An early and profitable example of such integration is iCap Equity, for which Provoke set up Nintex Workflow Cloud to tie together disparate systems. iCap provides what it calls “preferred equity” for real estate development projects in the U.S. Pacific Northwest. The company uses both Microsoft Dynamics CRM and Box.com to manage its projects, dozens of which can be in the air at any given time.
As iCap entered into a period of growth recently, the increase in deal volume threatened to swamp existing workflow processes, which involved lots of manual steps. Provoke designed a fully automated workflow.
A key process that needed reengineering was the project-monitoring site visit. Each month, a development manager undertakes 40 to 50 such visits, taking photographs and notes on each, and needs an easy way to keep the information for each project up to date and in its own bucket.

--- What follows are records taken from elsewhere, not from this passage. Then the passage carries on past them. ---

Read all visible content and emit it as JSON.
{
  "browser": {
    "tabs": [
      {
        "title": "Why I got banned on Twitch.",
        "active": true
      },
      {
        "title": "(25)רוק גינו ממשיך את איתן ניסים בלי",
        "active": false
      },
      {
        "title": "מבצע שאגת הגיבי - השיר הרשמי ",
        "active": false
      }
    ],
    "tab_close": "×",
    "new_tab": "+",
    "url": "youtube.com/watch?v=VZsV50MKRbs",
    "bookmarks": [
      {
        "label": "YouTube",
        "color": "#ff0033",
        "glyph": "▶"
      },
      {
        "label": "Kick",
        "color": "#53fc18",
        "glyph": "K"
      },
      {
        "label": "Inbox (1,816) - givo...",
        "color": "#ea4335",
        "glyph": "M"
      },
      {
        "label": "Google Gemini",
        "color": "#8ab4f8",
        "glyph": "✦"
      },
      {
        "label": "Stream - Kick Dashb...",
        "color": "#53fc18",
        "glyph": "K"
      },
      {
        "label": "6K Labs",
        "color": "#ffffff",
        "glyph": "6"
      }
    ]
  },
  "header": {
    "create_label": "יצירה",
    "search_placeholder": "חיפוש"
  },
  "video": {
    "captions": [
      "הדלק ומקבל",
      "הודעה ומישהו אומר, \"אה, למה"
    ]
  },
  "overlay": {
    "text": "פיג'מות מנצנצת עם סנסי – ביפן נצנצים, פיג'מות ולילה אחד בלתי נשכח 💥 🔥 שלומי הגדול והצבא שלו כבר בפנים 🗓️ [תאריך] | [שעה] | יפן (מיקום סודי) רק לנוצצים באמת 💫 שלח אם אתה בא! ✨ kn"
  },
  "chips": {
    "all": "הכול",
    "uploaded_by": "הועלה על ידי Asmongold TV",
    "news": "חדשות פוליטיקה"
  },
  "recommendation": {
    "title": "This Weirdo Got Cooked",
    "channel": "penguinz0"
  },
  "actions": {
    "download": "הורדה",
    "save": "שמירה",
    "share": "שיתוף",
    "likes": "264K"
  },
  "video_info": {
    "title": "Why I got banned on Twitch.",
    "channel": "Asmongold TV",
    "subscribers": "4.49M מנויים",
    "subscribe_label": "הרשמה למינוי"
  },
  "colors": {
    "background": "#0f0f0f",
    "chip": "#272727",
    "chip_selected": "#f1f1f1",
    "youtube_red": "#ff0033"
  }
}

Jim Christensen, chief operating officer at iCap, put it this way: “Previously, we had to take pictures and then come back to the office, download them to our computers, and put them in the right spots. With Nintex, we’re able to take out a lot of the repetitiveness, and have it done through a workflow.”
Provoke created a mobile application to capture site images and notes on a cell phone. With one click on the phone, Nintex Workflow Cloud kicks off a business process in the background that delivers the photos and data to the correct repositories and systems of record.
About the automated process, Francis Rzegocki, an iCap development manager, says “The change from three or four apps down to one has been huge. It has cut the time about in half from what it used to be.”
The picture emerging in the early days of Nintex Workflow Cloud is one of rapid technology adoption. With respect to everyone’s move to the cloud, Nintex is right in the curl of the wave. The whole industry is moving at once. Everyone benefits from the flexibility engendered by a cloud solution based on standard protocols, and Nintex is right there with the technology bridge to pull together the disparate databases that its customers rely on. Add to that its mobile emphasis and easy drag-and-drop interface, and it’s pretty clear that Nintex Workflow Cloud is going to fuel the next phase of Nintex’s financial growth.